Ingredients for crust:

Either *homemade (see below) or store-bought refrigerated crust (Beth prefers Pillsbury)

Ingredients for praline layer:

1/2 cup pecan pieces 1/2 cup dark brown sugar 3 tbsp. softened butter

Ingredients for pumpkin filling:

2 large eggs 3/4 cup firmly packed dark brown sugar 1 cup canned pumpkin 1 tbsp all-purpose flour 1/4 tsp ground cloves 1/4 tsp ground mace 1/2 tsp ground ginger 1/2 tsp ground cinnamon 1/2 tsp salt 1 cup evaporated milk

Ingredients and directions for *homemade crust:

1 cup all-purpose flour, sifted 1/2 tsp salt 1/3 cup and 1 tbsp shortening - or - 1/3 cup and 1 tbsp. lard 2 to 2 1/2 tbsp. ice water (add the extra 1/2 tbsp if it is too dry)

1. Pre heat oven to 375 degrees F. and use a 9-inch deep dish-glass pie plate. (**If using a metal pie pan, increase temperature to 400 degrees.)

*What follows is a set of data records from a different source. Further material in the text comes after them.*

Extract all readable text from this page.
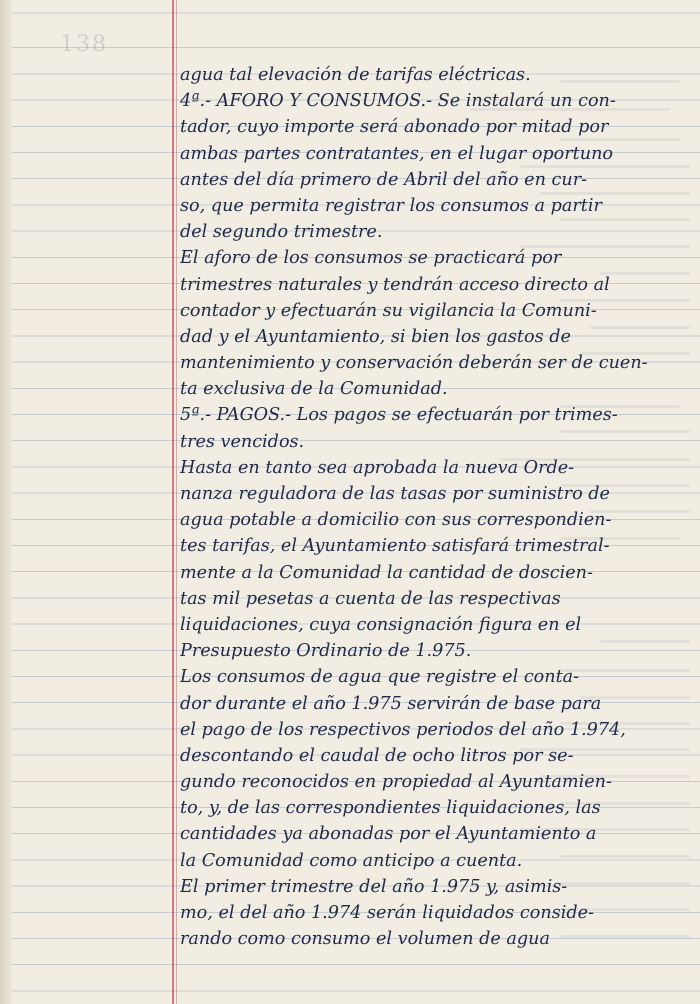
138
agua tal elevación de tarifas eléctricas.
4ª.- AFORO Y CONSUMOS.- Se instalará un con-
tador, cuyo importe será abonado por mitad por
ambas partes contratantes, en el lugar oportuno
antes del día primero de Abril del año en cur-
so, que permita registrar los consumos a partir
del segundo trimestre.
El aforo de los consumos se practicará por
trimestres naturales y tendrán acceso directo al
contador y efectuarán su vigilancia la Comuni-
dad y el Ayuntamiento, si bien los gastos de
mantenimiento y conservación deberán ser de cuen-
ta exclusiva de la Comunidad.
5ª.- PAGOS.- Los pagos se efectuarán por trimes-
tres vencidos.
Hasta en tanto sea aprobada la nueva Orde-
nanza reguladora de las tasas por suministro de
agua potable a domicilio con sus correspondien-
tes tarifas, el Ayuntamiento satisfará trimestral-
mente a la Comunidad la cantidad de doscien-
tas mil pesetas a cuenta de las respectivas
liquidaciones, cuya consignación figura en el
Presupuesto Ordinario de 1.975.
Los consumos de agua que registre el conta-
dor durante el año 1.975 servirán de base para
el pago de los respectivos periodos del año 1.974,
descontando el caudal de ocho litros por se-
gundo reconocidos en propiedad al Ayuntamien-
to, y, de las correspondientes liquidaciones, las
cantidades ya abonadas por el Ayuntamiento a
la Comunidad como anticipo a cuenta.
El primer trimestre del año 1.975 y, asimis-
mo, el del año 1.974 serán liquidados conside-
rando como consumo el volumen de agua
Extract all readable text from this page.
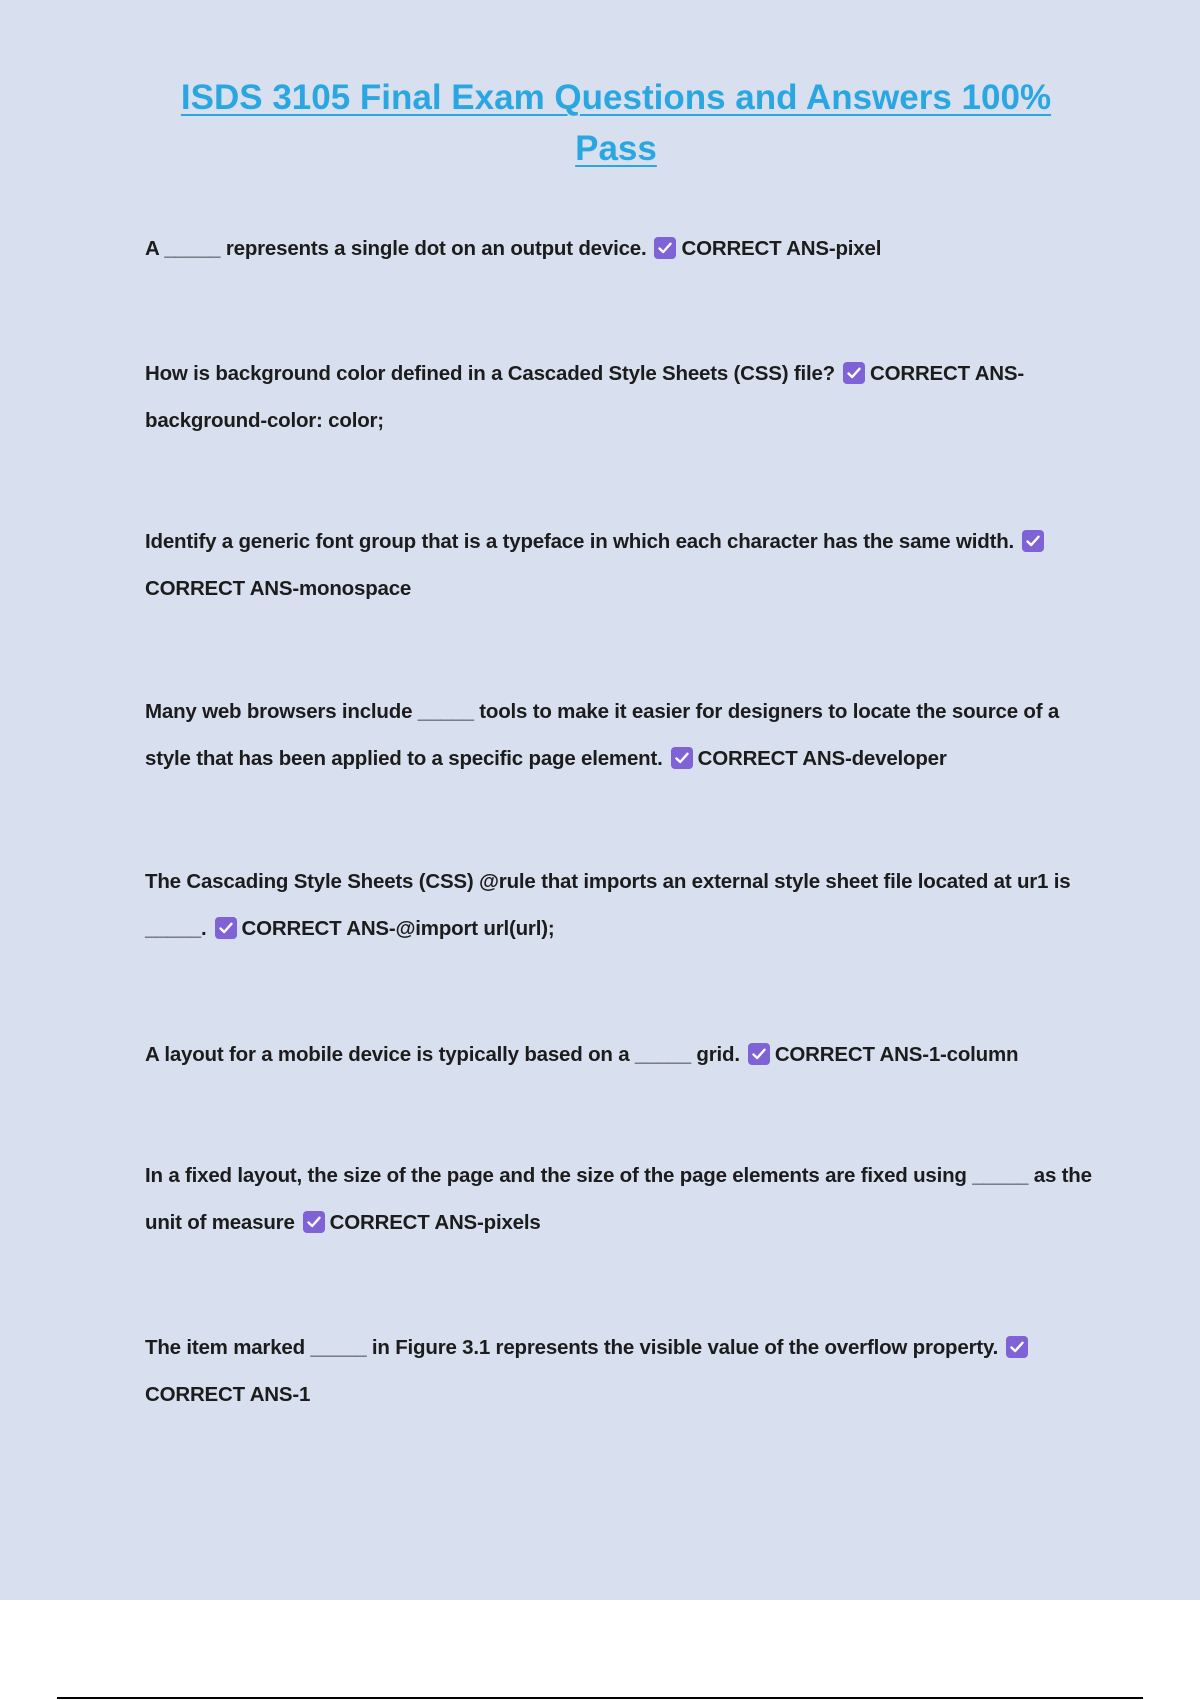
ISDS 3105 Final Exam Questions and Answers 100% Pass
A _____ represents a single dot on an output device. CORRECT ANS-pixel
How is background color defined in a Cascaded Style Sheets (CSS) file? CORRECT ANS-background-color: color;
Identify a generic font group that is a typeface in which each character has the same width.
CORRECT ANS-monospace
Many web browsers include _____ tools to make it easier for designers to locate the source of a style that has been applied to a specific page element. CORRECT ANS-developer
The Cascading Style Sheets (CSS) @rule that imports an external style sheet file located at ur1 is _____. CORRECT ANS-@import url(url);
A layout for a mobile device is typically based on a _____ grid. CORRECT ANS-1-column
In a fixed layout, the size of the page and the size of the page elements are fixed using _____ as the unit of measure CORRECT ANS-pixels
The item marked _____ in Figure 3.1 represents the visible value of the overflow property.
CORRECT ANS-1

2. With pastry blender, cut shortening into dry ingredients until mixture resembles crumbs. (It will look like cornmeal. Add ice water (it must be very cold) one tablespoon at a time, tossing lightly. Dough should be just moist enough to hold together in a ball. Make sure it is not sticky. Form into ball and refrigerate until ready to use.

3. Place dough on lightly floured surface and flatten slightly. Roll into 10-inch circle, rolling from the center out. Lay the crust gently into 9-inch deep-dish glass pie plate. Press into pan and crimp edges decoratively.

Directions for praline layer and filling:

1. In food processor, add pecan pieces, dark brown sugar, and butter. Process until ingredients hold together like a paste, making sure the pecans are a fine “meal.” Press very firmly into bottom only of the pie crust so it will not float up during baking.

2. In mixing bowl, beat eggs until frothy with hand-mixer or standing mixer. Then with mixer on low, or stirring by hand, add in order the rest of the ingredients. Beat only until well mixed. Pour slowly into praline lined crust.

3. Bake in oven checking after 45 minutes. Cover edges of crust to prevent oven browning. Pie is done when filling is set but still slightly jiggly in center. Depending on oven 45-55 minutes total. Remove from oven and let cool on counter until room temperature. Chill in refrigerator.

4. Garnish with whipped cream and caramelized pecans, if desired. (*see recipe for caramelized pecans below) Cut pie into eight servings and garnish each slice with a dollop of whipped cream and 2 caramelized pecan halves.

Optional: caramelized pecans:

16 nice pecan halves 3 tbsp white granulated sugar

1. In a non-stick skillet, add pecan halves and sugar. Cook over low heat, stirring constantly. Continue stirring until sugar melts and begins to caramelize.

2. When pecans are nicely coated, remove from heat and cool.